Third Award SILVER IBEX:
Stipan Tadic from Croatia for the artwork “Grandfather”, curated by Tracey Holt Walkden, Alexa Kusber, Paola Gentili and Tomas Poblete.
The face by itself captures memories and from the looks of a face one can see everything the person has gone true. I have tried to make the psychology, one can read out of the lines of a face, even more obvious by over sizing the portraits and putting the face and the gaze in focus. I also put three shades of blue into the background which symbolize three parts of the day oppositely to the three phases of life we have on the portraits. All portraits are done with the help of little squares which were painted 5 a day. They are painted with little brushstrokes where I paid much attention to detail. If we look closely, we can find on each portrait hidden between the brushstrokes a little painted portrait of Mickey Mouse. By putting something unreal like Mickey onto a hyper realistic face, suggests onto the illusion that the brushstrokes make nothing but an illusion of a face and somehow “bring the curtain down” between the painter and the viewer. So I am dealing here with time on different levels , the life time, the time of a day (blue background) and the time which took to paint the paintings (5 squares a day).



Fourth Award BRONZE IBEX:
Rui Sasaki from Japan for the artwork “Listen to My Mom”, curated by Alexa Kusber, Tomas Poblete, Paola Gentili and Tracey Holt Walkden.
My work is about the exploration and discovery of subtle intimacy in unfamiliar spaces: what I refer to as empty space. In 2007, when I crossed the world to come to the United States from Japan, I experienced sensations of lost memories, nostalgia, and loss of home. I consider physical and psychological space as home. House is a physical shelter but home is psychologically important container, holding memories and nostalgia. Home is the only space where I can feel intimacy. Within the unfamiliar space of the uncanny, I challenge the fissure between what can be known and what is unknowable, and what resists clear delineations of intimacy.

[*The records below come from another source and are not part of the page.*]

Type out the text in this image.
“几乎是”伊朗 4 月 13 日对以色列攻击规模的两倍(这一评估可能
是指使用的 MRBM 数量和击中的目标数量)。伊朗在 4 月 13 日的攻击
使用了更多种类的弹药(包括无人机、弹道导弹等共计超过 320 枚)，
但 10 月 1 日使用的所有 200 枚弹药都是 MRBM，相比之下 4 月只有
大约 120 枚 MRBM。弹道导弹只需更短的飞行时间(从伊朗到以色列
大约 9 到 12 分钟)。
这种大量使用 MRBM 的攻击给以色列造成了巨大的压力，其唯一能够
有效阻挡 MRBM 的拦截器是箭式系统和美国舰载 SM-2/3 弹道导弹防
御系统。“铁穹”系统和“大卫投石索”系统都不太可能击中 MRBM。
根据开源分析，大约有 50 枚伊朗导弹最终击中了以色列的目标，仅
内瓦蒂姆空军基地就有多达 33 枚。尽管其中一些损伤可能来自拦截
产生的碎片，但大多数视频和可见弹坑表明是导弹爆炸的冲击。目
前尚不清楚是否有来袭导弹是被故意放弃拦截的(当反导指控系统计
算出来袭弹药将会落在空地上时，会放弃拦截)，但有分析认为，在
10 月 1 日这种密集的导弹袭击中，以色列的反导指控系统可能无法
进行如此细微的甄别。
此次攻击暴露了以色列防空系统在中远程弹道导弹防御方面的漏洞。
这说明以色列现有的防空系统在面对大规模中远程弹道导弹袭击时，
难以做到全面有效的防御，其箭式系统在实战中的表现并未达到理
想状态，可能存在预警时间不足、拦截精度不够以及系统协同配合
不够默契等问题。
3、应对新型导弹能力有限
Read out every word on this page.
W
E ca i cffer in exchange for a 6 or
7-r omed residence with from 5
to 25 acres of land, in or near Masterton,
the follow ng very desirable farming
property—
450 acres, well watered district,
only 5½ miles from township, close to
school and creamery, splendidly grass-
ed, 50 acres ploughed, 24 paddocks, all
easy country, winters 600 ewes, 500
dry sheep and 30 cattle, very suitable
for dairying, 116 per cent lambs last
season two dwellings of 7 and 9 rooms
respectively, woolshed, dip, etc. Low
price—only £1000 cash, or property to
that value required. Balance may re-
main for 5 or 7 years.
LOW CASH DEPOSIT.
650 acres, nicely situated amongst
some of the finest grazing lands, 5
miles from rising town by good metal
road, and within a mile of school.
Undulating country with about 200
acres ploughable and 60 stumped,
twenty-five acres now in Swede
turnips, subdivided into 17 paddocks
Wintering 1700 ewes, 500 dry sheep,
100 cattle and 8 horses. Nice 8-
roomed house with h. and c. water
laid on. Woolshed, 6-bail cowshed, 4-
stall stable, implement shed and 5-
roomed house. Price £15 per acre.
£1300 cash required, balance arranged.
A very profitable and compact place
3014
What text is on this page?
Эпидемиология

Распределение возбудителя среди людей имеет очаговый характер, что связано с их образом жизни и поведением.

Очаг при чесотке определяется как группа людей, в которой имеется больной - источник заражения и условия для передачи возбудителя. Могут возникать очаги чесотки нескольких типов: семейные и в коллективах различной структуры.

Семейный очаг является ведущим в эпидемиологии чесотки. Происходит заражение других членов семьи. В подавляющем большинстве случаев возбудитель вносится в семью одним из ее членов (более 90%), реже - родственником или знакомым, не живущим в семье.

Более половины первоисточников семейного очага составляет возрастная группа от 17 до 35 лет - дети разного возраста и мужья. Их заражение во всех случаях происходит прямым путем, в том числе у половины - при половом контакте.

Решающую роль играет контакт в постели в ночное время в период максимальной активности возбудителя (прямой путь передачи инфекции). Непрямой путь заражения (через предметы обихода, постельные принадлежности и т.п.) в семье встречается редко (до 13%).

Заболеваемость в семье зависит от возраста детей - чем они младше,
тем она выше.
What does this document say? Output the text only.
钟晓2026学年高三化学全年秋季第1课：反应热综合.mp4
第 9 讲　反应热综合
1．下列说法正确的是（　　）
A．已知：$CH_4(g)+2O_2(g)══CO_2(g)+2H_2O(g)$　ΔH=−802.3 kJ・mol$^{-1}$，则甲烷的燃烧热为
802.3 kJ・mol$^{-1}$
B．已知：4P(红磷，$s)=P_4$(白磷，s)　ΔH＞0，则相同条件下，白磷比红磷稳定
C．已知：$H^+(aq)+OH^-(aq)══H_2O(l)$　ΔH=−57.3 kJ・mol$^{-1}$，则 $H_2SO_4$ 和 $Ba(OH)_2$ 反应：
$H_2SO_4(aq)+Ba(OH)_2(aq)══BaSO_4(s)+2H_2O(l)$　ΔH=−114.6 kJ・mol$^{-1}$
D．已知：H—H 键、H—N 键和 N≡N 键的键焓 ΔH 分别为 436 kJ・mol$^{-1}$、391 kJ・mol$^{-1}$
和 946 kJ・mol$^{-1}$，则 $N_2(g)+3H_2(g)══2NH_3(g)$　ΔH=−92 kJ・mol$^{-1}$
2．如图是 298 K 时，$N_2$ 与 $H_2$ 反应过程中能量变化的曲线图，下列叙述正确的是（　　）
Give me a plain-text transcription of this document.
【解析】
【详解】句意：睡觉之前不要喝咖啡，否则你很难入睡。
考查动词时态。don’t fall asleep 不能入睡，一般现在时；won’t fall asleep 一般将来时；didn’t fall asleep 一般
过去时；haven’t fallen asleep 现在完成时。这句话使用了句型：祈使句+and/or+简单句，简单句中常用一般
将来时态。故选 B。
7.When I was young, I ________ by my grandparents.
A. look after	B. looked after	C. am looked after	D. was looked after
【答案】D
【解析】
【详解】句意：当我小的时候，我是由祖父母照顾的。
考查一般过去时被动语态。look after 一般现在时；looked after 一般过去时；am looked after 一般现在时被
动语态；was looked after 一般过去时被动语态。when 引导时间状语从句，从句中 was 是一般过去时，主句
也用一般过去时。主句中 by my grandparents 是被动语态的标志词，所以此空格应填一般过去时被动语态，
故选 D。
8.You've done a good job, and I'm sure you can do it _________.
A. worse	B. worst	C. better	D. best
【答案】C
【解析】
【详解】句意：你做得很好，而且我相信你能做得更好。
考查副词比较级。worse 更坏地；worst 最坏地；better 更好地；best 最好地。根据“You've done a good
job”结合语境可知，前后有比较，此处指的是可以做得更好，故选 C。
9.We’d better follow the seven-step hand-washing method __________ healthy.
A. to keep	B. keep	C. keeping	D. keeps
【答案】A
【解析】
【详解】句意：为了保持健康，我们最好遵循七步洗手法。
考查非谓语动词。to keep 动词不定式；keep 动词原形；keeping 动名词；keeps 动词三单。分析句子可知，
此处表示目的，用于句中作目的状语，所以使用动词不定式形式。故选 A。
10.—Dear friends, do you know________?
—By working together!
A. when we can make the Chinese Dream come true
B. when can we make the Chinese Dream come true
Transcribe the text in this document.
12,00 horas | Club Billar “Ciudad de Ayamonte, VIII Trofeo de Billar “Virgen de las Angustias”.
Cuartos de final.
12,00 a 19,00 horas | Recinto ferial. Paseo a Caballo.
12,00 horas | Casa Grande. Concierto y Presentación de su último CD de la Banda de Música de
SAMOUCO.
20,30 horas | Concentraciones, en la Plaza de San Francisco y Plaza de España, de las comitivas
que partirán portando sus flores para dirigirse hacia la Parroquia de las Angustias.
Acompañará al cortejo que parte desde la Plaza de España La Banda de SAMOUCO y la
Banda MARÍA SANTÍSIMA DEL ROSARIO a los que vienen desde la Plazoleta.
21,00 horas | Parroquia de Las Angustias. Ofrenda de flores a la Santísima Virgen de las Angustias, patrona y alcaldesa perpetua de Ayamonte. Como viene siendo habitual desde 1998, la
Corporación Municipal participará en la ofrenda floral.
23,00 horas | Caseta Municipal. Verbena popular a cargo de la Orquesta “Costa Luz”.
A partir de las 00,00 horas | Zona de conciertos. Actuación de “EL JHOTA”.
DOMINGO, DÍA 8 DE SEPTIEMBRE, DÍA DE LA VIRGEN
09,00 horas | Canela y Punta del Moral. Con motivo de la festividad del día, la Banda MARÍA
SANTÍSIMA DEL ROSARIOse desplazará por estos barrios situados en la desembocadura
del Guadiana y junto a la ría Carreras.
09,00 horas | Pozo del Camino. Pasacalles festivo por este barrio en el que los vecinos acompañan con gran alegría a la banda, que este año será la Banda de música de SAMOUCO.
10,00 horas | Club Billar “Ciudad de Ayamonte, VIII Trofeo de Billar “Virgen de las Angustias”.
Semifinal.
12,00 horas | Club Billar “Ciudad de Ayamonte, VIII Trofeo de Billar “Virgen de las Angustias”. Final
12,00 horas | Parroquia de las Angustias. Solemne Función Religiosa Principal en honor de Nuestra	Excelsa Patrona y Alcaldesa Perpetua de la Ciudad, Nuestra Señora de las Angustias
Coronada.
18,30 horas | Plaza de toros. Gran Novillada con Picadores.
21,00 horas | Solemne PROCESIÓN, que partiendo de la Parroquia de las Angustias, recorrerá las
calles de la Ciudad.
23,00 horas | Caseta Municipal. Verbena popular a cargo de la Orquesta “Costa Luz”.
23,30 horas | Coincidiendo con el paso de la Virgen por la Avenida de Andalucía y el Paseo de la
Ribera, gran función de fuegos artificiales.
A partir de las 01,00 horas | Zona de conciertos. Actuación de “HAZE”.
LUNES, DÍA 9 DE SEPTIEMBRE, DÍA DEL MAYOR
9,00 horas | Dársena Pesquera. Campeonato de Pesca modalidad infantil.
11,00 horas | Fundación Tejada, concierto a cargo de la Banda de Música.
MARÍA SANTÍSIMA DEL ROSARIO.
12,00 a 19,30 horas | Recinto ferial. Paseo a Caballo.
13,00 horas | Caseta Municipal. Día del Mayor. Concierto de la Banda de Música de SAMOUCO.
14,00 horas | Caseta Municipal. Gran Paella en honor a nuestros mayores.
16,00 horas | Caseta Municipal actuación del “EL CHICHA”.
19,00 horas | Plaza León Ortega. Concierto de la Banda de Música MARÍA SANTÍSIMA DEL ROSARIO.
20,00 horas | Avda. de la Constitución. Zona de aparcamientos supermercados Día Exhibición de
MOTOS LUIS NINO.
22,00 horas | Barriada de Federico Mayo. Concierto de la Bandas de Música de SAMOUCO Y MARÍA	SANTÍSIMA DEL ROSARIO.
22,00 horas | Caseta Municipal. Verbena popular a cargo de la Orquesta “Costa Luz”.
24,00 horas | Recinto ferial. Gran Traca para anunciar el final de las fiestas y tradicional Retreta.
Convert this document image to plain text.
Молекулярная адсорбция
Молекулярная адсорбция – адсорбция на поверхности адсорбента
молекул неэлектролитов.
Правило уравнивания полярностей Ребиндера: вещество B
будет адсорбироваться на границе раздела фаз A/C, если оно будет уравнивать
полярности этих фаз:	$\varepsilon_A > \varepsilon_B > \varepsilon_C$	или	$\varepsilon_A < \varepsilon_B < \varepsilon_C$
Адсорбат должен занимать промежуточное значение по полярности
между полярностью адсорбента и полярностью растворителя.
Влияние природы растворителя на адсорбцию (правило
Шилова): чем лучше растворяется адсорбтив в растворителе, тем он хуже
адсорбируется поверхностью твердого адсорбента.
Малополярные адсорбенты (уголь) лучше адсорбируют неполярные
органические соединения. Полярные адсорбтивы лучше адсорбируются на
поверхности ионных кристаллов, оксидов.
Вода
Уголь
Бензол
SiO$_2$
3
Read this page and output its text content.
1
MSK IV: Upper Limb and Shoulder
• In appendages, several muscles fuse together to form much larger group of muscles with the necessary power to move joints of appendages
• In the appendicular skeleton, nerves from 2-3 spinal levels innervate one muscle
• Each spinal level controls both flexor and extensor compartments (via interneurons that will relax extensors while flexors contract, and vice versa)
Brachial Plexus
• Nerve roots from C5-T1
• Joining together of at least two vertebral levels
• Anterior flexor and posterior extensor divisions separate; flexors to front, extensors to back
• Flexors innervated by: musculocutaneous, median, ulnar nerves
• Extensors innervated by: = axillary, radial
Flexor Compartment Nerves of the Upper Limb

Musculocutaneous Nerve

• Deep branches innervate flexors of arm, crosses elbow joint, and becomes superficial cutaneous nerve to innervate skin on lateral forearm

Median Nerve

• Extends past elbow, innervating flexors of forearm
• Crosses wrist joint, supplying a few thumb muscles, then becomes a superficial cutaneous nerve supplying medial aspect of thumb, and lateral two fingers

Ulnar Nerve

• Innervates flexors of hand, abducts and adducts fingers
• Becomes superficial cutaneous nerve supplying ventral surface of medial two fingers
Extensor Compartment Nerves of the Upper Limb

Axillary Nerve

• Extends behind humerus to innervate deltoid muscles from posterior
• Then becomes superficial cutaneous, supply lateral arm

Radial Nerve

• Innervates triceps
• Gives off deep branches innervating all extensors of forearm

The Organizing Committee will also select the 20 most voted by the public artists and will award a special praise!

The Committee and the Curatorial Team is very proud for the quality of the artworks exhibited from all the participating artists!

With the hope that the Art can open always new perspectives in life, the Committee renews its appointment with the artists to the next Biennale of 2014.